Blair remains under fire at home, both within his own party and among opposition Conservatives and Liberal Democrats, for having little to show for his loyalty to Bush except those regular invitations to the White House.

Michael Ancram, the Conservative spokesman on foreign affairs, told CNN: "Too often in the past, Tony Blair has gone to Washington and instead of pressing the British case or British arguments, he has effectively done what the president asked him to do and forgotten that he should be arguing Britain's corner."

Blair has himself signaled what many are seeing as the test case for Bush's second-term intentions and his own ability to influence the president.

At this year's Labour Party conference in September, Blair declared: "The party knows the depth of my commitment to the Middle East peace process and shares my frustration at the lack of progress. ... After November I will make its revival a personal priority."

As some Israeli ministers have noted with trepidation, Bush's freedom of maneuver is increased by the fact that he cannot seek further re-election. And aides say Blair wants to hold the president to his promise that he would invest as much time and energy in the Middle East peace process as Blair has done in recent years on Northern Ireland.

The removal from the equation, they argue, of the late Palestinian leader Yasser Arafat also gives Bush a reason for starting again without looking as if he is succumbing to pressure.

But if Bush has a greater freedom of maneuver, that increases the pressure on Blair to demonstrate he can galvanise the president into new efforts to revive the "road map" and the Middle East peace process.

The president's father, former U.S. President George Bush, says Blair will be pushing at an open door.
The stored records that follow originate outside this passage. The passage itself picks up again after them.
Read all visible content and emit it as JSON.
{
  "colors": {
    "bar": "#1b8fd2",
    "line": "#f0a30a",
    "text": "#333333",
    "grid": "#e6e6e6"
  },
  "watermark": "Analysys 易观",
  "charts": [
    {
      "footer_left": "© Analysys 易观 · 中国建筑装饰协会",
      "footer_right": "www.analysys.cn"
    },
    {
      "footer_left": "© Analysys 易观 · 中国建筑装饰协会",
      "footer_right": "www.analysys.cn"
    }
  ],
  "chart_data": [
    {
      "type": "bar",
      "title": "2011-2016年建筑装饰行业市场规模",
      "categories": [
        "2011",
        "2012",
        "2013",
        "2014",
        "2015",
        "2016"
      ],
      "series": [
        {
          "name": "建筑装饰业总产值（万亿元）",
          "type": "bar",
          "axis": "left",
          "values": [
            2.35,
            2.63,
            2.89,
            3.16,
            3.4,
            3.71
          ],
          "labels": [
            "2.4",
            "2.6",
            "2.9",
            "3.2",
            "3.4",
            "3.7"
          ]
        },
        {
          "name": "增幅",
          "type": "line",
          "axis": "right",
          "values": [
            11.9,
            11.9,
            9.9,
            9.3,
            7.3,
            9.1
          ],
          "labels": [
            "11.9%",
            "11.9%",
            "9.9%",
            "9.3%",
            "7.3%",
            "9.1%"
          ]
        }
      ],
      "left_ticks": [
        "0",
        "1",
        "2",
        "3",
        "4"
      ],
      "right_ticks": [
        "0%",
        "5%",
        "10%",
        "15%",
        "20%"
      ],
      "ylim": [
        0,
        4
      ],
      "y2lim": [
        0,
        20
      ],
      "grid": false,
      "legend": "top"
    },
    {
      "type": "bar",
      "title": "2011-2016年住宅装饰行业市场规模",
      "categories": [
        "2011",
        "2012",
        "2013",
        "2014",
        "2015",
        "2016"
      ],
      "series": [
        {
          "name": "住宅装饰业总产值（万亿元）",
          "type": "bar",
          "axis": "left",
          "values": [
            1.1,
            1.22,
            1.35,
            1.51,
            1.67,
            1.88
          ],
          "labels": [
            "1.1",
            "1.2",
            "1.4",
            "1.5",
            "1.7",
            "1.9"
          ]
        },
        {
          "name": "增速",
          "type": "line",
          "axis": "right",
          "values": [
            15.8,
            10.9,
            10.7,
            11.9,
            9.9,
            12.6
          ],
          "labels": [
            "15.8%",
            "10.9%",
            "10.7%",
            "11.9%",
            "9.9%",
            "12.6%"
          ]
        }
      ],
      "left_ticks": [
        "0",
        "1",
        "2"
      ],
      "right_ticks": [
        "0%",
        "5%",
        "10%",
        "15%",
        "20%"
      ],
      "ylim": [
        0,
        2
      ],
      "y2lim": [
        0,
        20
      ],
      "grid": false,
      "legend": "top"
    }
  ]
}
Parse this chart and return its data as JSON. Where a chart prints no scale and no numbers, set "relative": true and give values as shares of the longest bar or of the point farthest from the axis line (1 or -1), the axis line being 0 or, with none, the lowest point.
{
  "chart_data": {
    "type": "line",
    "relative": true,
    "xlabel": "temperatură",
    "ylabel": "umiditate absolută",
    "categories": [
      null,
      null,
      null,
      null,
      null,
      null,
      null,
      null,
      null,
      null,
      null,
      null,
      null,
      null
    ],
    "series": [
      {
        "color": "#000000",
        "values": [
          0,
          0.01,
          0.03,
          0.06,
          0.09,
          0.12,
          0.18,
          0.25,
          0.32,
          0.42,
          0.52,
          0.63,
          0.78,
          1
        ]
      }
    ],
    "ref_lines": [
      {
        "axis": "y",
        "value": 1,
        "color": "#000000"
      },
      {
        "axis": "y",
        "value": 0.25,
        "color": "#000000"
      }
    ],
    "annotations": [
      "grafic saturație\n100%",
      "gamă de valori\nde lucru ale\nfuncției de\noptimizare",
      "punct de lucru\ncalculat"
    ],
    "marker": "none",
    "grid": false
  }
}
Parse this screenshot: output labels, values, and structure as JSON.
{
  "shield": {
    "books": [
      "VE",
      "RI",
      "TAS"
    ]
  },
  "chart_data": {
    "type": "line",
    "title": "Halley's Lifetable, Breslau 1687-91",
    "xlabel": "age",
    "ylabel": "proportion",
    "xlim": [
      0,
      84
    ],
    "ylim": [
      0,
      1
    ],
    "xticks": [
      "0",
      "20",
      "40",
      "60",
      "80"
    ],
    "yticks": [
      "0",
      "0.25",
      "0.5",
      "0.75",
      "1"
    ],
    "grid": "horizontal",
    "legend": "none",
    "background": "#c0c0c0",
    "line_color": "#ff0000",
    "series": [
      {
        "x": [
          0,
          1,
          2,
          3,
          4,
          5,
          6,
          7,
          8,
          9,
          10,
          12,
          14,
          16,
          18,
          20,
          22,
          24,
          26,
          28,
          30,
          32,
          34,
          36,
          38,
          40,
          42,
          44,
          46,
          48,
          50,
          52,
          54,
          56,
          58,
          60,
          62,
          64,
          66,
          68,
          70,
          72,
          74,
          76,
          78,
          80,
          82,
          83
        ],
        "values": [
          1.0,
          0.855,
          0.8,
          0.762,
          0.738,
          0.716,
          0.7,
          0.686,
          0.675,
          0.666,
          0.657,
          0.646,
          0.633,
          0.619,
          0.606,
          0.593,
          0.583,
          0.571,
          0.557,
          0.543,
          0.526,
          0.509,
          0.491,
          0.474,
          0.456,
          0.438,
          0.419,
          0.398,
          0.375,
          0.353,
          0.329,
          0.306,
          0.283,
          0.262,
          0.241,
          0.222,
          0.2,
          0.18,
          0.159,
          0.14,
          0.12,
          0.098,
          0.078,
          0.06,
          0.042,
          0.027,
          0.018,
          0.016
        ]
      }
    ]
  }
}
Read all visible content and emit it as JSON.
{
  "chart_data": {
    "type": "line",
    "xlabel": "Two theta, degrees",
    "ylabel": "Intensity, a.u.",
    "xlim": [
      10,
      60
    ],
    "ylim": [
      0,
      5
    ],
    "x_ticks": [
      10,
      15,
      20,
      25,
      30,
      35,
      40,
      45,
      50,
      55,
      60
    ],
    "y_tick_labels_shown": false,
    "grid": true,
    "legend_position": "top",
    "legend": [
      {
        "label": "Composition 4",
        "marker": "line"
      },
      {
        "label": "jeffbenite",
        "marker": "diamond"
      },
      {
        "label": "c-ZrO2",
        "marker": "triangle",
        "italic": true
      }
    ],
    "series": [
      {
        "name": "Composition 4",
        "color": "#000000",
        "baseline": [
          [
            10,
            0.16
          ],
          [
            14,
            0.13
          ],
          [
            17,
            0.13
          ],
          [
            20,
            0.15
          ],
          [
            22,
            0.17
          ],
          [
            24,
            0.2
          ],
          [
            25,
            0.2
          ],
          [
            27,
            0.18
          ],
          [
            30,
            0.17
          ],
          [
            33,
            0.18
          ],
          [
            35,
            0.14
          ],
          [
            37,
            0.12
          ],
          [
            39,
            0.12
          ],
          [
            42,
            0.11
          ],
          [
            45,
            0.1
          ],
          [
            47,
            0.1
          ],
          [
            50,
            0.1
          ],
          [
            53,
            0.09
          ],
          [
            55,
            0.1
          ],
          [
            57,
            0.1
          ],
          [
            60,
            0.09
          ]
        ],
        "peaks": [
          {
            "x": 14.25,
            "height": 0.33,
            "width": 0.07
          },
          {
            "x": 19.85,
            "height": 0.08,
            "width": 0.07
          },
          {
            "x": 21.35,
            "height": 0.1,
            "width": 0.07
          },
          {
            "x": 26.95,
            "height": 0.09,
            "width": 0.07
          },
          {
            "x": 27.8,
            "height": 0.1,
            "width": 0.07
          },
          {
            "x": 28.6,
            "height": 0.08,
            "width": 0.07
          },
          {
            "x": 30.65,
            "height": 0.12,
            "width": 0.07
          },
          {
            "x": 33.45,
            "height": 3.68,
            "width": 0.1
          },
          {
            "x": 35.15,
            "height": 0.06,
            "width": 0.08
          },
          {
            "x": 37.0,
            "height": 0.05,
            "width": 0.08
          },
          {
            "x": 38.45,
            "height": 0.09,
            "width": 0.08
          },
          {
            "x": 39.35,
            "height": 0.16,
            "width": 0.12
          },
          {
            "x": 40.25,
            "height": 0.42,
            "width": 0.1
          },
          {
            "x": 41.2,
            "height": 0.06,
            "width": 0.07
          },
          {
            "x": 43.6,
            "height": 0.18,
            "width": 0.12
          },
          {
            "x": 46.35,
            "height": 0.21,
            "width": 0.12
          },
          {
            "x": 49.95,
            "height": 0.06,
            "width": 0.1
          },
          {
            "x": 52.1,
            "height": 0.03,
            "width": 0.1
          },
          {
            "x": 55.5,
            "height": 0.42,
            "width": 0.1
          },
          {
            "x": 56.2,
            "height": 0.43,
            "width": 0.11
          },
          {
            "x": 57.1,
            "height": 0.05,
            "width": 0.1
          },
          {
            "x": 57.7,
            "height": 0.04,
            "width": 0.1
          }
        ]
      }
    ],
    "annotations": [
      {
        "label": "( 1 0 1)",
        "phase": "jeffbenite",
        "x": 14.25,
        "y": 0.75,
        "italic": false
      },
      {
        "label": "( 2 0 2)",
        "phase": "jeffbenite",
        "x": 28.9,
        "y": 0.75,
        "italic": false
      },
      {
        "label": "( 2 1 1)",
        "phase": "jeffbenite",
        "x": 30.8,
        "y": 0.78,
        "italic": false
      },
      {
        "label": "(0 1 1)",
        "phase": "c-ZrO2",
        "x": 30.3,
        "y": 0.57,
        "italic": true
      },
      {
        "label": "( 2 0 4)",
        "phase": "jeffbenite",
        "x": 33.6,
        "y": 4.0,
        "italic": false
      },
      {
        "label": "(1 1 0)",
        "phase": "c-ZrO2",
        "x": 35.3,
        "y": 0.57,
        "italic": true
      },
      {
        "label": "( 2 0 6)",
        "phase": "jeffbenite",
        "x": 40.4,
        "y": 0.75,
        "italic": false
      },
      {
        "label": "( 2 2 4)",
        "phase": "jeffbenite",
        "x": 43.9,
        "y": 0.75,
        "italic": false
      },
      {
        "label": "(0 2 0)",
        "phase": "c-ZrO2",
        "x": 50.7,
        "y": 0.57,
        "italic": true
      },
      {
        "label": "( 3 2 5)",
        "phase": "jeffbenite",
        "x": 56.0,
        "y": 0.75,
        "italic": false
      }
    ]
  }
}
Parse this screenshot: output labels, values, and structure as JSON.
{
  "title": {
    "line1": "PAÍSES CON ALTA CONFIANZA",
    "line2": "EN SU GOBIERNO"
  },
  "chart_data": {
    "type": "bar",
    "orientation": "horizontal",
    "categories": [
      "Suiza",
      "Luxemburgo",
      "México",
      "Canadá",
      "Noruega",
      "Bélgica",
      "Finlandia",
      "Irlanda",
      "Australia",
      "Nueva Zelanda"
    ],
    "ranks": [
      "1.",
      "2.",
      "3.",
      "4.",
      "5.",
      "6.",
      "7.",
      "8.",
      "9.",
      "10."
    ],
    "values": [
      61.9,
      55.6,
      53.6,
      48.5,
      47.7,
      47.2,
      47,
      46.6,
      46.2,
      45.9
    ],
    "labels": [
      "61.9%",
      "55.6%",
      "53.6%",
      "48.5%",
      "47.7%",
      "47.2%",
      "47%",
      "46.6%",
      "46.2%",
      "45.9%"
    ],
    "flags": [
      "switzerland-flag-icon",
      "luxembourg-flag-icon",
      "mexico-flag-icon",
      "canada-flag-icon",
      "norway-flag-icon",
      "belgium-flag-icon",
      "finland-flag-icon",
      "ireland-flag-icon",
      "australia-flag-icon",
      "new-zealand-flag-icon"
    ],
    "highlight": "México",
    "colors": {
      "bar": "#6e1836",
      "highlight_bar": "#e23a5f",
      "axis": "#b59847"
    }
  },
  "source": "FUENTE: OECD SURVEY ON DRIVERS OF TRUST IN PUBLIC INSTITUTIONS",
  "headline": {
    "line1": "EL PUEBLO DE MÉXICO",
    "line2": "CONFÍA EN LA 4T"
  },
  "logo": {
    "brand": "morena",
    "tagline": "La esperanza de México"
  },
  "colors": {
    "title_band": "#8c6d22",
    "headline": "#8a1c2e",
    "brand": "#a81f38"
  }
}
He reminded the BBC's David Frost that George W. Bush is the first U.S. president to back a separate Palestinian state and predicted that Blair would find him a "willing and able partner."

Downing Street acknowledges Blair's eagerness to give "impetus and direction" to the Middle East peace process and says the talks with the president will also include Iraq, Iran and EU-U.S. relations.

No. 10 officials are playing down the idea that Blair plans to stage a Middle East peace conference in London. But many in his party reckon that Blair will have to come back from Washington with clear signs of new momentum in the peace process if he is not to face renewed criticism over his ties to Bush.